TV drive tests the power of contrast

BYLN:

Financial advertising is so difficult,” says one agency account head who works for a major financial institution. “There is such strict consumer protection. If you want to advertise something like a mortgage you have to fill the thing with half a page of legal crap.”

Bartle Bogle Hegarty has spent the past six months deciding how to get around NatWest’s advertising difficulties. The result is a TV campaign with a split personality using two pieces of creative work.

The first ad is the sort of beautifully photographed work that BBH probably wanted to do for British Airways. It features a revolving landscape with images such as a swimmer, a grassy landscape and a child on a trampoline. The voiceover says “there are better things to do with your life”, telling consumers to let NatWest worry about things like pensions and life assurance. According to the bank it reflects corporate confidence, style and polish.

The second commercial has a brasher, more “upstart” image. It revolves around a young man, snapping from an image of him playing a game of snooker, to him drinking, then talking to a NatWest small business advisor, driving and ultimately ending up on an airplane, with his girlfriend in tow, as the voiceover reminds you of NatWest’s small business services and Air Miles offers.
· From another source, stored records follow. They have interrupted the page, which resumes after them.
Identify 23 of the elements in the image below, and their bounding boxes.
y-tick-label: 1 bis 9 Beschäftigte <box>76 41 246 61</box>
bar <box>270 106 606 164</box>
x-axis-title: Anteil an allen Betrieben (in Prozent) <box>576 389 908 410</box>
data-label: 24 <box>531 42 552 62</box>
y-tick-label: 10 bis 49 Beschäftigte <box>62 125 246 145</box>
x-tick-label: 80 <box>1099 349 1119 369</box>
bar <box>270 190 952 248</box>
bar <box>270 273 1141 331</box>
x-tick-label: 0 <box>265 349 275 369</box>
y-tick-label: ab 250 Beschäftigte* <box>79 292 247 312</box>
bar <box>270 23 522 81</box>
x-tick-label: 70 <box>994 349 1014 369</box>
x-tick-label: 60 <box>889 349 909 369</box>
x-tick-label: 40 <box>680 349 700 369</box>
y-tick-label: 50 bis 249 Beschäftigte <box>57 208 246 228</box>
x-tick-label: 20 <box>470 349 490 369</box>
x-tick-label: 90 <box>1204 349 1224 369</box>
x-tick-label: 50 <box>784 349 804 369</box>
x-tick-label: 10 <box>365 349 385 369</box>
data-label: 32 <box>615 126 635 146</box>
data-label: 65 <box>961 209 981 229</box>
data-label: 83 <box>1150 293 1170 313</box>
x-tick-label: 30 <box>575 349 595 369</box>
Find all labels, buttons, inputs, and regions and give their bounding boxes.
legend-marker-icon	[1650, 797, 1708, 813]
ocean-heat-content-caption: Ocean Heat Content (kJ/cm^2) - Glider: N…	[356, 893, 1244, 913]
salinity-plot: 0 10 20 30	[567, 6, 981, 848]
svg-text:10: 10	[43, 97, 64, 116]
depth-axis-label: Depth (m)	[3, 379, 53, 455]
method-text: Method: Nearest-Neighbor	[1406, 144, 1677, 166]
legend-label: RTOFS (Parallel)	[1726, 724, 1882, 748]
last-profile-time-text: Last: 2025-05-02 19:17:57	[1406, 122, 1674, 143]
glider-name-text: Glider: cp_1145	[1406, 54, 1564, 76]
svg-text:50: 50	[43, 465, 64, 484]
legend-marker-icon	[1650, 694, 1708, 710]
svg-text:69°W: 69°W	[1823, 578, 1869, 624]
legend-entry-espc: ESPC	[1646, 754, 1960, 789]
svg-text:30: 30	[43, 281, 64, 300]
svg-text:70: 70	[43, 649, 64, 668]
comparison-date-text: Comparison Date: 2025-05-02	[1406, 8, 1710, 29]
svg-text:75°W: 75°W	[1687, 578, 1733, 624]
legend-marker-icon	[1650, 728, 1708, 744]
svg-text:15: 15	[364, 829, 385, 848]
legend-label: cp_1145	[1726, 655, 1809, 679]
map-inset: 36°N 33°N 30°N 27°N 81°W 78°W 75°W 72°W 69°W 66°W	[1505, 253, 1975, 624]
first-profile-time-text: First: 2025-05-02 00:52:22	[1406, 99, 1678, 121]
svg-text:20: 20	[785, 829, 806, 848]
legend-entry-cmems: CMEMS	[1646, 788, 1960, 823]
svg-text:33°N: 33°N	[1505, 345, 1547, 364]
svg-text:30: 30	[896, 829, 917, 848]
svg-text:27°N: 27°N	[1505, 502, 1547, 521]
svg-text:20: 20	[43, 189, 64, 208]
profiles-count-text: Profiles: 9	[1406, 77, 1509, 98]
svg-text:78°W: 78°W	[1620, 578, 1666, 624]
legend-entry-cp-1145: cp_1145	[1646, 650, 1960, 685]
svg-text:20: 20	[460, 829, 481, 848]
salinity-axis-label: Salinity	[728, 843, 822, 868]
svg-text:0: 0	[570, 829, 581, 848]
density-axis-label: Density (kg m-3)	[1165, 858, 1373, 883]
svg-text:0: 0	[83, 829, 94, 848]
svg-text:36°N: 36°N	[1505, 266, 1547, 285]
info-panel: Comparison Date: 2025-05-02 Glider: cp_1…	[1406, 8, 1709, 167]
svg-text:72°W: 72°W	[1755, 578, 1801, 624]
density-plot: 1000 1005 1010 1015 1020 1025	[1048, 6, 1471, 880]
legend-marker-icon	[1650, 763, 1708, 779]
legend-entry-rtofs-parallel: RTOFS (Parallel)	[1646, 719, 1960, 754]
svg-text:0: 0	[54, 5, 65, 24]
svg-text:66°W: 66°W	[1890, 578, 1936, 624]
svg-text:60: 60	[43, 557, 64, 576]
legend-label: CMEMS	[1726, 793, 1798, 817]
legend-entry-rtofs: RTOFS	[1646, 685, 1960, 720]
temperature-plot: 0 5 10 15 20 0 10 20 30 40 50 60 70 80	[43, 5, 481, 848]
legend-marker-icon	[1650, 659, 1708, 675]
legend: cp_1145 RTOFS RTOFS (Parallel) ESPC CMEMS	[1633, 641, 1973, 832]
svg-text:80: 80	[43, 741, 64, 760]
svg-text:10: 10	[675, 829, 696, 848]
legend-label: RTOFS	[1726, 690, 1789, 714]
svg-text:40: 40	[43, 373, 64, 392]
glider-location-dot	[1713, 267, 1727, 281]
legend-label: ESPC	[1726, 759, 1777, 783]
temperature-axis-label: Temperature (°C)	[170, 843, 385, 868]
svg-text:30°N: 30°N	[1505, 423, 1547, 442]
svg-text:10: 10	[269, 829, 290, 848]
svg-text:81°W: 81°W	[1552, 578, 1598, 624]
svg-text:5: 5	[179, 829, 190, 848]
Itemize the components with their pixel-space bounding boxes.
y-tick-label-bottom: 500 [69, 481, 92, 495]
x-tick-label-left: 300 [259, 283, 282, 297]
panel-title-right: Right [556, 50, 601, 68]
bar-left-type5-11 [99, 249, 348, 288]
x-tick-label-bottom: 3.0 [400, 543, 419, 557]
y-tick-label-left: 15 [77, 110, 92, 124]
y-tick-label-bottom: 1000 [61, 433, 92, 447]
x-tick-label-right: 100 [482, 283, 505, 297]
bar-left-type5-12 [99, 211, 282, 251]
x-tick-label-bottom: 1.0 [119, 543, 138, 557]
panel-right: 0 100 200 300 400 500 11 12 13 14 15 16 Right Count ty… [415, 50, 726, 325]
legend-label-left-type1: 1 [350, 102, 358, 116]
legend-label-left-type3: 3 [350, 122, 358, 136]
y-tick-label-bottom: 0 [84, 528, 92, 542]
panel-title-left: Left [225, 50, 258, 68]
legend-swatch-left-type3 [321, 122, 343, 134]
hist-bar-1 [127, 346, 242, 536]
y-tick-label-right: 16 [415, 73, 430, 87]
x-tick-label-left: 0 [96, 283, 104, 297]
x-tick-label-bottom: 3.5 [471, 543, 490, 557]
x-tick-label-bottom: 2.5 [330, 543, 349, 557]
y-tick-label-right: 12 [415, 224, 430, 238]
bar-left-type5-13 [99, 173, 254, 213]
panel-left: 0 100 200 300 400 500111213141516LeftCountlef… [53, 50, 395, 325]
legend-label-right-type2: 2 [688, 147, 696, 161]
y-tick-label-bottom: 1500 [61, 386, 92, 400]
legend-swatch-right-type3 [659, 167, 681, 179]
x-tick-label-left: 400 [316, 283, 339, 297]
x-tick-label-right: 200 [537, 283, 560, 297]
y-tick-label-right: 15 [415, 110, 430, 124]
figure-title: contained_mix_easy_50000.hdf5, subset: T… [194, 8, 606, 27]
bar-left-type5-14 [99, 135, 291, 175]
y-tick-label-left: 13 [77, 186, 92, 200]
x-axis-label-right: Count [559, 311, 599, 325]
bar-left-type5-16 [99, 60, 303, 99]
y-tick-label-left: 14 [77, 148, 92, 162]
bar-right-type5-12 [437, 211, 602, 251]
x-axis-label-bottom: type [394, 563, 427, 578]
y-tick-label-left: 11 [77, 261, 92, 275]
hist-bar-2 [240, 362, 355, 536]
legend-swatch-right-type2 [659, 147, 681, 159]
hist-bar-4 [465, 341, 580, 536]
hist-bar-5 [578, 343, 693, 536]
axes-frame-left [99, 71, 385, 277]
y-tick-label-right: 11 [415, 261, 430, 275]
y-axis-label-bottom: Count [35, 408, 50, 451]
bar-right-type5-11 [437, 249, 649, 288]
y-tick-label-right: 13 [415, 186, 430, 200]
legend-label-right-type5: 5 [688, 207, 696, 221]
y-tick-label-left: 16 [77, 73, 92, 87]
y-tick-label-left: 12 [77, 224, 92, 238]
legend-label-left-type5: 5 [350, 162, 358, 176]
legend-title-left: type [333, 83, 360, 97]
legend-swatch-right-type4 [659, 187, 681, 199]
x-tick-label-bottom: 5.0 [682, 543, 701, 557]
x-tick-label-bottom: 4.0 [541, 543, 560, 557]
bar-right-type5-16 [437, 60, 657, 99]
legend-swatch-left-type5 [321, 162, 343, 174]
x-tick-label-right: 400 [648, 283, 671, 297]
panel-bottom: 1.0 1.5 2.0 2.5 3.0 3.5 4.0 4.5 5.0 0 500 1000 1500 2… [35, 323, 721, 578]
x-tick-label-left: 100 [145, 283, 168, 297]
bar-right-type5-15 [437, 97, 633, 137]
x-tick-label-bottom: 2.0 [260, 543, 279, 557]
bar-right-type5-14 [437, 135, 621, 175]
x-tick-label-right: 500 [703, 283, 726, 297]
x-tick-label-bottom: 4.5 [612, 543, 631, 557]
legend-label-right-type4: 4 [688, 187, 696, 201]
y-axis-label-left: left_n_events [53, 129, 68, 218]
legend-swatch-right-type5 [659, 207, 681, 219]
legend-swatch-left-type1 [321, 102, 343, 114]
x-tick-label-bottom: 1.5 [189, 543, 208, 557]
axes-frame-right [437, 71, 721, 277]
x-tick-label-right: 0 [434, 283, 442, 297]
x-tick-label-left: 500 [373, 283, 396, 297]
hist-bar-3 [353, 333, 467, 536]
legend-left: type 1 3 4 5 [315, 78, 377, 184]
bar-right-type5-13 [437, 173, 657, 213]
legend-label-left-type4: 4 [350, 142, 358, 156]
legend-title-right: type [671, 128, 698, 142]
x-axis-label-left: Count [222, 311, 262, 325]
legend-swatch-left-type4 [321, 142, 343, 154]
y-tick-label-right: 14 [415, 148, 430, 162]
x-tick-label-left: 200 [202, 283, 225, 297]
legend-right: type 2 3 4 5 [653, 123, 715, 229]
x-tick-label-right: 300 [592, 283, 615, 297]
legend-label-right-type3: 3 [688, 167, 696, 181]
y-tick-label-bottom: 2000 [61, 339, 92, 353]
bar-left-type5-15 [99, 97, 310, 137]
Alongside the 7.5m television campaign, NatWest will also run a series of monochrome press ads. These employ statements such as “who sends out 20,000 braille statements each month?” and “who has provided 9bn of loans to small businesses?”. The catchline, like that in the TV ads, is “NatWest. More than just a Bank.”

The new creative work has been greeted enthusiastically by NatWest, reaffirming BBH’s hold on the account which had been rumoured in the industry to be shaky. Although the campaign marks a complete change in creative direction, BBH’s chief executive John Bartle describes it as “a logical progression from the previous campaign”.